# Hanoi Weather Data - Model Training

This section focuses on training and evaluating predictive models for temperature forecasting using the engineered features from the previous step. The goal is to identify the most robust and generalizable model through proper validation, hyperparameter tuning, and performance benchmarking.

## Objectives
1. Split data into train / validation / test sets — ensuring no temporal data leakage
2. Train baseline and advanced ML models (e.g., Linear Regression, Random Forest, XGBoost, LightGBM, etc.)
3. Perform hyperparameter tuning using frameworks like Optuna or GridSearchCV
4. Evaluate model performance using regression metrics: RMSE, MAE, MAPE, R²
5. Analyze overfitting / underfitting behavior using learning curves
6. Select and save the best-performing model for deployment or forecasting pipeline

## 1. Setup and Import

In [52]:
#Import library for model training
from sklearn.feature_selection import VarianceThreshold
from sklearn.model_selection import TimeSeriesSplit, RandomizedSearchCV
from sklearn.linear_model import LinearRegression
from sklearn.ensemble import RandomForestRegressor
from sklearn.pipeline import Pipeline
from sklearn.metrics import mean_squared_error, mean_absolute_error, r2_score
from sklearn.feature_selection import SelectFromModel
from sklearn.impute import SimpleImputer
from sklearn.preprocessing import OneHotEncoder, StandardScaler, FunctionTransformer
from sklearn.compose import ColumnTransformer
from sklearn.inspection import permutation_importance
import pandas as pd
import matplotlib.pyplot as plt
import joblib
import numpy as np
import seaborn as sns
from xgboost import XGBRegressor
from scipy.stats import uniform, randint
import optuna
pd.set_option('display.max_columns', None)

#Loading processed data
df = pd.read_csv('../data/processed/feature_engineering_daily_data.csv', index_col='datetime')

## 2. Baseline model

In [53]:
X = df.drop(columns=['target'])
y = df['target']

cat_cols = X.select_dtypes(include=['object', 'category']).columns.tolist()
num_cols = X.select_dtypes(include=[np.number]).columns.tolist()

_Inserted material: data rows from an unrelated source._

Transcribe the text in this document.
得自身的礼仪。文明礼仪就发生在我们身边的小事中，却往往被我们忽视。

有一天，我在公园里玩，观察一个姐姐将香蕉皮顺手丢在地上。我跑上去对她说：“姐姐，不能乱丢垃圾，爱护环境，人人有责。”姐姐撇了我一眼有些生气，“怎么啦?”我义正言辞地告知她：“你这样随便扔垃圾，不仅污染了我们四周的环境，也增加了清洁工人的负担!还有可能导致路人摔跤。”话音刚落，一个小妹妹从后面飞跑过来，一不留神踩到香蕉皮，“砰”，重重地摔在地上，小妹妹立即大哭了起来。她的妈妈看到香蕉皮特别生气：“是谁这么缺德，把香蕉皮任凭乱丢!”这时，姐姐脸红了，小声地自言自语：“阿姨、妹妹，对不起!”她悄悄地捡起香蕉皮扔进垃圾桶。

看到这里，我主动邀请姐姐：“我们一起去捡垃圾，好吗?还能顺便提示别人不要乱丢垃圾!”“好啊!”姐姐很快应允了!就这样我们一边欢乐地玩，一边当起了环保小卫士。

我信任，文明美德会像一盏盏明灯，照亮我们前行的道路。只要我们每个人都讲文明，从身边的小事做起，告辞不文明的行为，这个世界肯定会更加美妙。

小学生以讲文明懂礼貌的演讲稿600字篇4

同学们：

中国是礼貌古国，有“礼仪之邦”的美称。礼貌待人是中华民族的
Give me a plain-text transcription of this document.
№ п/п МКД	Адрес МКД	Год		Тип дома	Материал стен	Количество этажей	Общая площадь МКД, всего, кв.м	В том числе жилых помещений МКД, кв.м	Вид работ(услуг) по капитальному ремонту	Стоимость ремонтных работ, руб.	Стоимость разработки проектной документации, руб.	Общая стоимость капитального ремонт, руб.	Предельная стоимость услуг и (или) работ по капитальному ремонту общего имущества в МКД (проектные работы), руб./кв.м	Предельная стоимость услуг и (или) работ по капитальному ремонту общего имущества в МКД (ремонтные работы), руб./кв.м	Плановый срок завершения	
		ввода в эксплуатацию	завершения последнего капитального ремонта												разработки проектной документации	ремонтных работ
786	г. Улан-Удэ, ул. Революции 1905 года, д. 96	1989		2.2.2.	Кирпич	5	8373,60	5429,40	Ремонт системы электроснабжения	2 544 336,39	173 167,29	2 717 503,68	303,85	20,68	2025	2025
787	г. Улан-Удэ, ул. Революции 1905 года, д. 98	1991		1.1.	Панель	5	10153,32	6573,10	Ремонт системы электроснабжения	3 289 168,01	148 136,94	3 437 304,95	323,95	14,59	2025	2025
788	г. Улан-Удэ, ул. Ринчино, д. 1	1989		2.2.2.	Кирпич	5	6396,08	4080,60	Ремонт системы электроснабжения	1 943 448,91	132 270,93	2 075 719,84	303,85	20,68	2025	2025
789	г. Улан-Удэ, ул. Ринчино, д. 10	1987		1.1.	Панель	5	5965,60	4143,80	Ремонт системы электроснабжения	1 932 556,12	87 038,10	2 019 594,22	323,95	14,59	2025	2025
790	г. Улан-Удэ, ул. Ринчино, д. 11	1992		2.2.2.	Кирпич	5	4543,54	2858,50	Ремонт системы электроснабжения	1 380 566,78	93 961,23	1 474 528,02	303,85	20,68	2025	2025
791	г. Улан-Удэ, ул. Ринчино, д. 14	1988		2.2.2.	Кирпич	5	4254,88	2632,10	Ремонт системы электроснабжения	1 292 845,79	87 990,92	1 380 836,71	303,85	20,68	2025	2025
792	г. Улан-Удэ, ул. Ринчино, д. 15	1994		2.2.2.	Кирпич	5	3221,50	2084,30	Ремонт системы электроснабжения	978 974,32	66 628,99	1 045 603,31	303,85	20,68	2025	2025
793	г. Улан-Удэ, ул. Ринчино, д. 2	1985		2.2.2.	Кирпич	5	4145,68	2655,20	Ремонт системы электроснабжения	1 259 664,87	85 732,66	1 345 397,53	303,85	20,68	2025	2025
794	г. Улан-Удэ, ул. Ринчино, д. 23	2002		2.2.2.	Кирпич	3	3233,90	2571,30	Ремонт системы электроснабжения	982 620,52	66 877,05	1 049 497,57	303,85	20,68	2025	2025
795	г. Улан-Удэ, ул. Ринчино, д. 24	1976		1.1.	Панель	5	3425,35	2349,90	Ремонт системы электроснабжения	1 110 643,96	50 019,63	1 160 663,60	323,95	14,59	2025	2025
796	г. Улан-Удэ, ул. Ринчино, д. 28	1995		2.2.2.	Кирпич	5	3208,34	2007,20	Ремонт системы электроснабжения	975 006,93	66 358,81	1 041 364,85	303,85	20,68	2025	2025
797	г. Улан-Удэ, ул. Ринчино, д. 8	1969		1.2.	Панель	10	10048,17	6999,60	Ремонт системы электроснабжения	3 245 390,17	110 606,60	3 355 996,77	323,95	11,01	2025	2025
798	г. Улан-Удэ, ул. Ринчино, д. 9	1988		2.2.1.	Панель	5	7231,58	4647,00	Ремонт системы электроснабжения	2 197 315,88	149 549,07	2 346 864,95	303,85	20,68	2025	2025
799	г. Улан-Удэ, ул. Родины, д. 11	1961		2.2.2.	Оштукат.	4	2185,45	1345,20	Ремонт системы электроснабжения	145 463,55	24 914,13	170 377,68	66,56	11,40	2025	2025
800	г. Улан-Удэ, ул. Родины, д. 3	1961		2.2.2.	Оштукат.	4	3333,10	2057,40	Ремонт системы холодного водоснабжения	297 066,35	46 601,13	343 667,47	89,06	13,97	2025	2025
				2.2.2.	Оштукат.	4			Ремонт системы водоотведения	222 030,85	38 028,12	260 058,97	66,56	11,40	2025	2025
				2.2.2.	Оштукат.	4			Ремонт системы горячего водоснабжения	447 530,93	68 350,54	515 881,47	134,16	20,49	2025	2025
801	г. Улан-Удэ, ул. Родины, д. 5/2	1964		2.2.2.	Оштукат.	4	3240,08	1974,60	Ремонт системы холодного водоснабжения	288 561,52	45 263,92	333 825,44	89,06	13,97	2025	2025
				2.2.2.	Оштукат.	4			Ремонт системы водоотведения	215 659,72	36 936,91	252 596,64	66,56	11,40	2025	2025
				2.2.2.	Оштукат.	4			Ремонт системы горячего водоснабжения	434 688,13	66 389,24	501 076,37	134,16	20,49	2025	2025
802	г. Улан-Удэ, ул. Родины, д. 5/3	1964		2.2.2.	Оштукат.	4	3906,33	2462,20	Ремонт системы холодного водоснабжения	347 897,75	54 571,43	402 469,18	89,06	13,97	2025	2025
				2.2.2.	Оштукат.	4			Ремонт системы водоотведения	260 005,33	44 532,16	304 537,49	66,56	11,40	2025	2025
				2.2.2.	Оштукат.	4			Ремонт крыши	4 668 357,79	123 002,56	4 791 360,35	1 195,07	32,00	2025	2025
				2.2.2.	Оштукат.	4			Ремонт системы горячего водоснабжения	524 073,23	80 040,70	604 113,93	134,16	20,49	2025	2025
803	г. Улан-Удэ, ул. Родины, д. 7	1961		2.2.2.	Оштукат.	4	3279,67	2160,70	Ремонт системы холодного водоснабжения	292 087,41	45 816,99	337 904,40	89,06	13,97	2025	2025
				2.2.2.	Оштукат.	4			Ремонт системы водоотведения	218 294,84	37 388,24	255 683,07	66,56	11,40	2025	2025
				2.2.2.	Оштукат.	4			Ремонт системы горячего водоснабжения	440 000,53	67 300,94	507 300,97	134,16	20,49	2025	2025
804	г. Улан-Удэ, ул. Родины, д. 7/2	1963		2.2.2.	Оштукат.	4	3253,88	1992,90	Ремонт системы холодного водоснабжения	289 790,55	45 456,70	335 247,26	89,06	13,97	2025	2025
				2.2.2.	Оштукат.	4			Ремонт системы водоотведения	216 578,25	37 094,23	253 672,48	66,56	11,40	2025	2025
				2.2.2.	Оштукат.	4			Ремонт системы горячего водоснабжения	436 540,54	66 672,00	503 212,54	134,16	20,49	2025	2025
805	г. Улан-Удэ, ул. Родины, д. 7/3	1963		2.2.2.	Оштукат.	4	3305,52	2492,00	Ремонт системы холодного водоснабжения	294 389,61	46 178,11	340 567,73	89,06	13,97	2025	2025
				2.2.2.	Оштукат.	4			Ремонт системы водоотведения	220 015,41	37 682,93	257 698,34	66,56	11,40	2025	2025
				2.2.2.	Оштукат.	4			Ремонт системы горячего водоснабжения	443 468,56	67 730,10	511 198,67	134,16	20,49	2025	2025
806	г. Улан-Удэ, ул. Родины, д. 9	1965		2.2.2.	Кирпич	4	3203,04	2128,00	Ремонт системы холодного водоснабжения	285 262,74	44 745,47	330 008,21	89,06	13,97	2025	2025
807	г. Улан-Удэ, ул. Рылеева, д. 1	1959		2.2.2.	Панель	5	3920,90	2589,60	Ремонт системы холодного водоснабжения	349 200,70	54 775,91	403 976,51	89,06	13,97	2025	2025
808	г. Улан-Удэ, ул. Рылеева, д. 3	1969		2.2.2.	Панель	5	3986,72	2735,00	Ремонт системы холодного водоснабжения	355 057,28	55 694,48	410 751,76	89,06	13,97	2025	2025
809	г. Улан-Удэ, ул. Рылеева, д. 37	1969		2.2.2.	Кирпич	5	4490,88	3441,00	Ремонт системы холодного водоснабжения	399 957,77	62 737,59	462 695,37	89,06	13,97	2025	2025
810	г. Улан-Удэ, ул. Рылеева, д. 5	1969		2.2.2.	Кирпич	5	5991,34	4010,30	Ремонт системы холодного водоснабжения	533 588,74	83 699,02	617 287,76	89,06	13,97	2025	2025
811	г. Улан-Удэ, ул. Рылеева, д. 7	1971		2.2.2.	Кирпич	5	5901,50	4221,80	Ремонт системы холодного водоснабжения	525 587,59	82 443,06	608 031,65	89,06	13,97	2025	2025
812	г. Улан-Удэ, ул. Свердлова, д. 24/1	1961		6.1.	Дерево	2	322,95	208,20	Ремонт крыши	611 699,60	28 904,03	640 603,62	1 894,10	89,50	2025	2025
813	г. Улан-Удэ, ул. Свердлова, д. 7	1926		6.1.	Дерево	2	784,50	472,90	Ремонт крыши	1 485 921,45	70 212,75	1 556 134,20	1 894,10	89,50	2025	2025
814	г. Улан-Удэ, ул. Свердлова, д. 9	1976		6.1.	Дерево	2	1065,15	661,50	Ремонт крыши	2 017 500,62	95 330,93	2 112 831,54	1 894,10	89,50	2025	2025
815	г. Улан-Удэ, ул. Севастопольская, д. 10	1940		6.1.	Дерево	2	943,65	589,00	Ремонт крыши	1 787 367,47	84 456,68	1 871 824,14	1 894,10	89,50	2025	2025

# ---------- 1) Khóa schema OHE toàn cục ----------
ohe_template = OneHotEncoder(handle_unknown='ignore', sparse_output=False)
ohe_template.fit(X[cat_cols])
fixed_categories = ohe_template.categories_

def make_preprocessor():
    num_pipe = Pipeline([
        ('imputer', SimpleImputer(strategy='median')),
        ('scaler', StandardScaler())
    ])
    cat_pipe = Pipeline([
        ('imputer', SimpleImputer(strategy='constant', fill_value='missing')),
        ('ohe', OneHotEncoder(handle_unknown='ignore',
                              sparse_output=False,
                              categories=fixed_categories))
    ])
    return ColumnTransformer([
        ('num', num_pipe, num_cols),
        ('cat', cat_pipe, cat_cols)
    ], remainder='drop')

# ---------- 2) Cố định mặt nạ VarianceThreshold từ FOLD ĐẦU ----------
tscv = TimeSeriesSplit(n_splits=5)
first_train_idx, first_test_idx = next(tscv.split(X))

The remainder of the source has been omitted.